Canadian emissions vs climate promises

Canada has been promising to reduce our climate pollution for 34 years. In 1988, the Mulroney government pledged to reduce Canadian emissions by 20% by 2005. Instead, Canada increased its emissions by 25%.

History of Canada's climate goals.

As a result, the task facing Canadians has become greater and greater while the time required to accomplish it has steadily diminished. This has forced Canadian politicians from all political walks of life to commit to increasingly demanding climate goals.

For example, our early targets—such as the Chrétien government’s Kyoto target and the Harper government’s Copenhagen target—required annual reductions of about seven MtCO2 per year.

Later goals – like the Harper government’s Paris Accord and the 2050 goals – required twice as much reduction each year.

And then, after years of rising emissions, Canada’s latest goals — the Trudeau government’s “net zero” and enhanced Paris targets — now call for four times the reduction per year of our first goals.

And yet, we are still not reducing our emissions as needed to stabilize the climate. Continuing to climb higher and higher on the climate cliff as the climate storm clouds grow ever more ominous and threatening is not going to end well for Canadians. Our window to turn around and start descending to safety closes quickly.

The COPs of fossil fuels

Meanwhile, in Egypt, the world climate conference – officially known as the 27th Conference of the Parties, or COP27 – is now openly sponsored by fossil fuel companies. At last year’s COP 26 in Scotland, the fossil fuel industry sent 500 delegates – more than from any country.

With foxes swarming the henhouse and the three major greenhouse gases accelerating unchecked, it’s no wonder younger generations have taken to the streets, sports stadiums and art galleries protesting. They search for a way to save themselves from the increasingly dystopian climatic future the adults are locking them into. Like David Attenborough Put the: “We let the younger generation down, and they know it, and they’re angry.”

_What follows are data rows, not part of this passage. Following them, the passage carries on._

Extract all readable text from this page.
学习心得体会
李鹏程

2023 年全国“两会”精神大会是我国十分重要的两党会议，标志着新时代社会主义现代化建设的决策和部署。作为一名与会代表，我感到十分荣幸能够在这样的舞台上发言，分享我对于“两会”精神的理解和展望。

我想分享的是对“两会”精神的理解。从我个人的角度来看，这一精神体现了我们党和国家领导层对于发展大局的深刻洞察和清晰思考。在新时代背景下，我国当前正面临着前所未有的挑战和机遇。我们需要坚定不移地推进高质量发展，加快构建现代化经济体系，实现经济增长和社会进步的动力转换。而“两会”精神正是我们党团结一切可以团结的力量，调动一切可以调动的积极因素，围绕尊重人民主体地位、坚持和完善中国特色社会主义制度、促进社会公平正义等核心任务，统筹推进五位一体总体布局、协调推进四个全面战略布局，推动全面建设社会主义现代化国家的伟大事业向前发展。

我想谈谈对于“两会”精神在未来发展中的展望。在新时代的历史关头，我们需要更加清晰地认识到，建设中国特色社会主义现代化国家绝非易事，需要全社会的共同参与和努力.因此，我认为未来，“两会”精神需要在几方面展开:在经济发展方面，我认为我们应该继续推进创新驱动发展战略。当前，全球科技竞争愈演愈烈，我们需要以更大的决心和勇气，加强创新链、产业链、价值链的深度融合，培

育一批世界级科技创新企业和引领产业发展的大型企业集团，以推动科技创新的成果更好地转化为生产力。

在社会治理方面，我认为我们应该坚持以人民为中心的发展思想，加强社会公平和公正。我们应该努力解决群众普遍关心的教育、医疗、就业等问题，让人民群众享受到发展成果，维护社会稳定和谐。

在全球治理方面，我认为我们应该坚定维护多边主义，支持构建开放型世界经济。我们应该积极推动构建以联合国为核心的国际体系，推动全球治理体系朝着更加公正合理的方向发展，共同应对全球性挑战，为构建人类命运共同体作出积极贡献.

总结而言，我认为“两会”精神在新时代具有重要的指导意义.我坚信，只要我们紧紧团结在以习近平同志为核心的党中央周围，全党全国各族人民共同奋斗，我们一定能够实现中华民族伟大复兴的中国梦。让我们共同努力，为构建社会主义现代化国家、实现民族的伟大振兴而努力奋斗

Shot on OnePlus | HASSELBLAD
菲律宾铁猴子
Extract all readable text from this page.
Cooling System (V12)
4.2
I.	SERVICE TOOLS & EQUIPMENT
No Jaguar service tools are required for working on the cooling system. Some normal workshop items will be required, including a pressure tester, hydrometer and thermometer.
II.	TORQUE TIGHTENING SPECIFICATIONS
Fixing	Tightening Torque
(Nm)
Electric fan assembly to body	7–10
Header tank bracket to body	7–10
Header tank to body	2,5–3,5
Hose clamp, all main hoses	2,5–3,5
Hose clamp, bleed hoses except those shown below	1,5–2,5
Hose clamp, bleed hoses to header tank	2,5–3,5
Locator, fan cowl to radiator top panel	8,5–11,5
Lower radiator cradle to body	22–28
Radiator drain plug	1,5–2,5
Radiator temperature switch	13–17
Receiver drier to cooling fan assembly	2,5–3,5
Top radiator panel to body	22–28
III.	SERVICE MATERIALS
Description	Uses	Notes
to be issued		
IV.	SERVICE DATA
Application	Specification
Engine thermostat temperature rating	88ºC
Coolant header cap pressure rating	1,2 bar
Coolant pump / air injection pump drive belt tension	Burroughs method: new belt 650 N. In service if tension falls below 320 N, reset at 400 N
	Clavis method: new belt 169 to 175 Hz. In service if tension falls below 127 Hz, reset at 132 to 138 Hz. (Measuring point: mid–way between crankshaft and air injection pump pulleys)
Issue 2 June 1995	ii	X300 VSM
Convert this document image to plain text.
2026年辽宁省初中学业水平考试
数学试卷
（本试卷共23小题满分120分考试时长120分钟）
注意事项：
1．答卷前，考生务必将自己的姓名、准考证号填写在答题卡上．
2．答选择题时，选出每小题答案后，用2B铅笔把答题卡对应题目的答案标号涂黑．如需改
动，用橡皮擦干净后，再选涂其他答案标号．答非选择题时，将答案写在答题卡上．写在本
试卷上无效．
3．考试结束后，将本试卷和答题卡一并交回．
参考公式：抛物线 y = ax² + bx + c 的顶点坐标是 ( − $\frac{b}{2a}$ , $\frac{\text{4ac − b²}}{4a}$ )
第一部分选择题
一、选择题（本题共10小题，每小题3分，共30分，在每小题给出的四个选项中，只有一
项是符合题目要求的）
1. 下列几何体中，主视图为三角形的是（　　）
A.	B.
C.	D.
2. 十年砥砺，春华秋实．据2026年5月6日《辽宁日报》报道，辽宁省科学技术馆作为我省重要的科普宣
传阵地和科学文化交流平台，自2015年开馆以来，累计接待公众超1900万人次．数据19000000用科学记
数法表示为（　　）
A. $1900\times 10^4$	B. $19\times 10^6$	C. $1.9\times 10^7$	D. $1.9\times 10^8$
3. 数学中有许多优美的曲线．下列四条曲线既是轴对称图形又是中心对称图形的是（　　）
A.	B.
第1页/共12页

In his COP 27 opening speech on Monday, UN Secretary-General António Guterres was candid about the reckless path we are heading down: “We are on a highway to climate hell with our foot on the accelerator…Our planet is fast approaching tipping points that will make climate chaos irreversible…We are in the fight of our lives and we let’s lose.”

It is high time for Canadians to join the fight, deliver on our climate promises, and quickly reduce our oversized climate pollution.